What’s one way your company has broadened the recruiting process to ensure greater diversity?
ImOn has created a culture of acceptance in our workplace. As a result, we have always attracted a diverse workforce. In addition, ImOn works with partner agencies in our community to place disadvantaged individuals. We work with Willis Dady Homeless Service, Urban Dreams, and the Four Oaks Internship program.
Best advice for someone looking to re-enter the workforce after a hiatus?
One of the beautiful things about being a woman in the 21st century is that we have choices that our mothers did not have. However, there are consequences to the decisions that we make. The cable/telecommunications industry does not stand still, and when we take hiatus, we come back behind, maybe even outdated. My advice to someone re-entering the workforce:
- Leave your ego at home. Be honest with yourself about being behind your colleagues that did not take a hiatus. We all make choices, own your choice, and respect theirs.
- Start with the perspective that you are starting over from the beginning, but knowing that you will move faster than you did the first time around. Sell yourself as a fast learner.
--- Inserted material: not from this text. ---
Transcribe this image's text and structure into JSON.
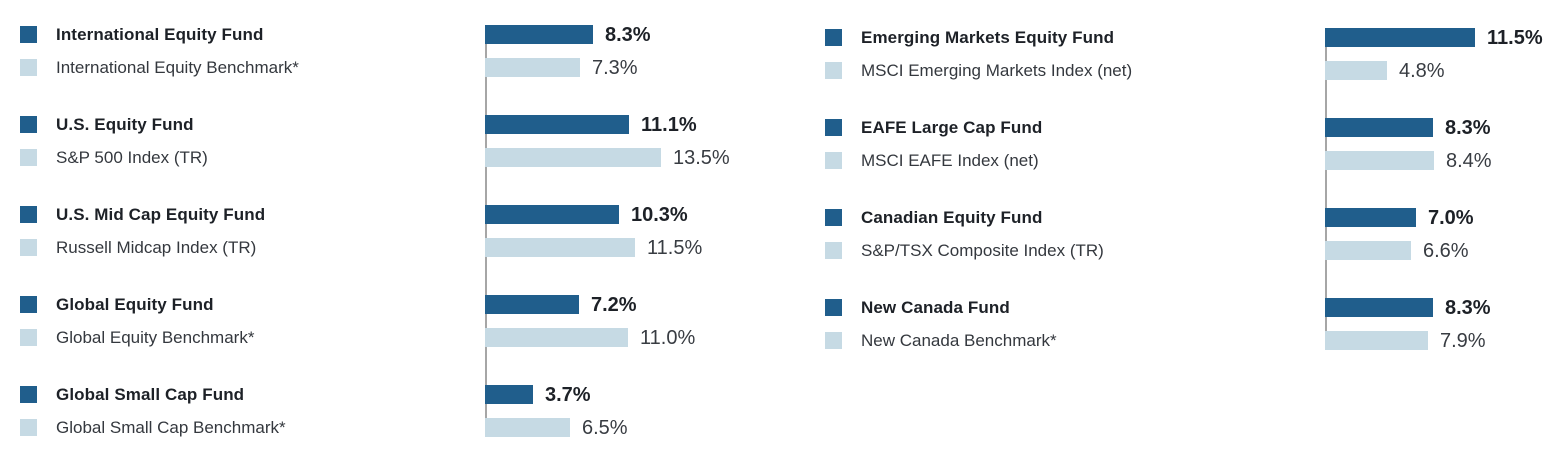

- The experience you gained raising children or taking care of a parent will not be valued on paper. But the perspective you have achieved and the maturity you have developed will be invaluable as you demonstrate your worth each day.
- My dad told me that the best way to be noticed was to excel at whatever job I was given, no matter how lowly it seemed. If it was sweeping floors, be the best floor sweeper anyone had ever seen. This advice has served me well every time I have started over.
Do you have an example of male allyship that made a difference to you?
I have been fortunate to have had several male mentors and a couple of female mentors. They each brought different perspectives and taught me different skills. Most of them I liked. One of them I disliked intensely, but as I look back, he did the most to develop my self-confidence and leadership skills. I learn from everyone, even if I don’t like them.